Bakri had taken Jemal to Dr. Ahdeh’s clinic when his top incisors refused to grow after he lost them as a child. For years, he had suffered waiting for his teeth to show. They didn’t. Jemal resisted smiling because children ridiculed him for his sheraf, window-teeth. It was even more embarrassing around girls, at a time Jemal yearned to be an adult and tried hard to act like one, finding it impossible to act older with missing teeth. Bakri recognized his anxiety and Jemal ended up in a chair in Dr. Ahdeh’s clinic, in a building across the Grand Cathedral in Asmera. The X-ray showed that two extra teeth inside the gums blocked the incisor teeth from growing. Ahdeh had extracted the hindering teeth and assured Jemal his teeth would grow in a few weeks time. They did. Jemal liked Dr. Ahdeh and thought of him as the best doctor in the whole world. Whenever he visited Asmera, Jemal made sure to visit his clinic; it was almost a ritual.
Earlier, a relative had suggested that Jemal visit Mubarek, the healer, “Maybe the devil is blocking your teeth,” he had told Jemal.
Everyone in the town knew that Mubarek the healer controlled jinnis and treated patients with mental problems. “I am not insane, it is just my teeth,” Jemal had protested.
“Believe me, it is the devil,” the relative had said.
Sick people from all over the country flocked to Mubarek for treatment with a mixture of roots and herbs—and prayers. If that didn’t work, a serious type of treatment followed—he knew how to deal with evil spirits that caused most sicknesses. Mubarek whipped and slapped insane people until the unruly jinnis that possessed them came to their senses; most calmed down after a slap or two when the jinni could not bear the pain anymore.

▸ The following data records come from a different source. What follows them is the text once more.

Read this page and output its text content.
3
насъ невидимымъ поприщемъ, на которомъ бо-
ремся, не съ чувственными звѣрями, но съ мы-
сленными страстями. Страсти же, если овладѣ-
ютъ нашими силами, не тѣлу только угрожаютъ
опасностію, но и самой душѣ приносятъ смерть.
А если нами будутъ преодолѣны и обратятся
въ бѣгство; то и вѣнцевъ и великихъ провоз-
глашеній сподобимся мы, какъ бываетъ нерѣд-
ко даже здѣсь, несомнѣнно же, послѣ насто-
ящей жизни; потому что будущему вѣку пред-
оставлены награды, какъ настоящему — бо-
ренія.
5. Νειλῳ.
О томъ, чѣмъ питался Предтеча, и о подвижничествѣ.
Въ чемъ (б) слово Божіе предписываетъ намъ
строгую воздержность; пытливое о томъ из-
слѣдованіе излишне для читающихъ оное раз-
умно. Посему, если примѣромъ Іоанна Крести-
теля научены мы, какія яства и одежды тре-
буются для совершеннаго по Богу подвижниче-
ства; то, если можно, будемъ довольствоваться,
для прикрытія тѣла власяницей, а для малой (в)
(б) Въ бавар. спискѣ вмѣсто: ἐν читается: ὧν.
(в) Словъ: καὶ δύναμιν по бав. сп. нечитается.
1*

A car once brought an Italian man from Asmera to be treated by Mubarek. The uncombed man sat in the middle of the backseat restrained by two men sitting on his sides. Jemal never thought Italians could become insane until then.
After a few weeks of treatment the condition of the Italian patient must have improved. Mubarek allowed him to roam the streets and the man went straight to a grain mill, jumped into its engine pit, and began to toy with the machine. He had refused to get out until a muscular butcher who happened to pass by jumped into the pit, carried the man out like a sack of grain, and took him back to Mubarek. The healer beat him up so hard the man fell down to the ground and begged for mercy. “Why did you make him do that, why did you put his life at risk?” Mubarek shouted. The man stuttered and spoke gibberish; some people thought it was the jinni speaking in tongues.
“Leave him alone,” Mubarek shouted.
The jinni didn’t reply, but the patient wept and pleaded for mercy. Mubarek brought a chain, tied the man’s hands with it, secured it with a padlock, and led him to a room like a dog on a leash. The patient followed obediently.
Jemal was happy he didn’t heed his relative’s advice. He was thankful to Bakri for taking him to Dr. Ahdeh the dentist.